Along the west coast of the United States Sunday the Annular Eclipse could be seen, a beautiful sight of the moon cutting through the sunlight's path and creating a "ring of fire" of a sun-lit outline of the moon. Here are some pictures from various sources:
Courtesy: Associated Press (AP)
Courtesy: Twitter handle @deepvoodoo
This eclipse was called the Annular Eclipse, meaning the moon moving through the sun's path creates a 'ring of fire' around the eclipse. The eclipse began, technically, on Monday in China (west of the Int'l Dateline). There are so many great pictures and time lapse videos from that area of the world. The eclipse then moved east at about 2,000 miles per hour! It crossed the Pacific Ocean and could start to be seen on the west coast at about 6 p.m. PDT, or 9 o'clock our time. As the day continued (Sunday now east of the time line) it could be seen in California, Nevada, Oregon, New Mexico, Arizona, Texas, etc. Once the sun set though, it couldn't be seen any longer. That's why we missed it here on the east coast.

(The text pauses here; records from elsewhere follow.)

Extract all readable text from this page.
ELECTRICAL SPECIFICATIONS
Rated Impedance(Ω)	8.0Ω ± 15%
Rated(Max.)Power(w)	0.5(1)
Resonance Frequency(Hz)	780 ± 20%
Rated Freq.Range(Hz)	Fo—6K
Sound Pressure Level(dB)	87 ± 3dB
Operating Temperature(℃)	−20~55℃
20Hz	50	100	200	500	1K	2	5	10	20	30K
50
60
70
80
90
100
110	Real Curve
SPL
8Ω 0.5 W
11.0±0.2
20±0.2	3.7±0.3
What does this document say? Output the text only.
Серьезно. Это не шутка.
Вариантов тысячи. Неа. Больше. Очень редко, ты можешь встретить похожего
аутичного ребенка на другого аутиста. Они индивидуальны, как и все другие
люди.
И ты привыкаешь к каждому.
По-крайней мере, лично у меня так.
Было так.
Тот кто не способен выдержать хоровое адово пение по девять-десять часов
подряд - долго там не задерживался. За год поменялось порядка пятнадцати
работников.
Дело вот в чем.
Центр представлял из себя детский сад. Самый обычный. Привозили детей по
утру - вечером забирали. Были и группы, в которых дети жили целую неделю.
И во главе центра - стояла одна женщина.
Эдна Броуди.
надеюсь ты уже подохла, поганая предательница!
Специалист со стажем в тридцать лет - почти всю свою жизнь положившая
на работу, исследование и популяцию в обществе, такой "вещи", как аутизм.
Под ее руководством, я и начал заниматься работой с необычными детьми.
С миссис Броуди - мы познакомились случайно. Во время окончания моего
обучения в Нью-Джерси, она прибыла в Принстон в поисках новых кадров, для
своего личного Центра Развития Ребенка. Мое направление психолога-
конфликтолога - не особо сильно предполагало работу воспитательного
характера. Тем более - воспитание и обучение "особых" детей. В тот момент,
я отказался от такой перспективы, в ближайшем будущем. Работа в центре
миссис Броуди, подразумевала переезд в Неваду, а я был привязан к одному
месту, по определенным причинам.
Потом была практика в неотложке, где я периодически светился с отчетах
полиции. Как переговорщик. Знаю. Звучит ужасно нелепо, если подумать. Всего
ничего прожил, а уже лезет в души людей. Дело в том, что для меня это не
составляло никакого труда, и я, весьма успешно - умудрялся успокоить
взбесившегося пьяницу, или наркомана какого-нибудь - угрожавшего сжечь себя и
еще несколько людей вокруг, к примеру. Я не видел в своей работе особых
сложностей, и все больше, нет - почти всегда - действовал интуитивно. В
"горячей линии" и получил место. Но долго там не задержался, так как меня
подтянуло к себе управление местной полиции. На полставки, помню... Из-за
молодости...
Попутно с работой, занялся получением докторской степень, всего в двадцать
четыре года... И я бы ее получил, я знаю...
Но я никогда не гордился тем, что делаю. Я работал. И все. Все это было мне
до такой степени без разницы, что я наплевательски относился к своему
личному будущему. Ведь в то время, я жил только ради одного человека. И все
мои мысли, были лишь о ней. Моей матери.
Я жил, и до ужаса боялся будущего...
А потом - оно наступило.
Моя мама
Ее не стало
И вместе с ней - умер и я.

This wonderful picture courtesy Reuters, Nasa, and Kinyen Pong shows what happened Sunday. The moon orbited between the sun and the earth at just the right distance to create a thin outline of the sun that could still be visible. According to NASA the next time this will happen will be 2023, so you could call it a once-in-a-while occasion.
The best viewing area of this eclipse was only about 150 miles wide, so outside the path many of the pictures show a glancing blow of the eclipse, and not a total ring. See the diagram above for more regarding the latitude-based viewing area. I'm sad I didn't get to see it, but I'm glad for all of the pictures on-line!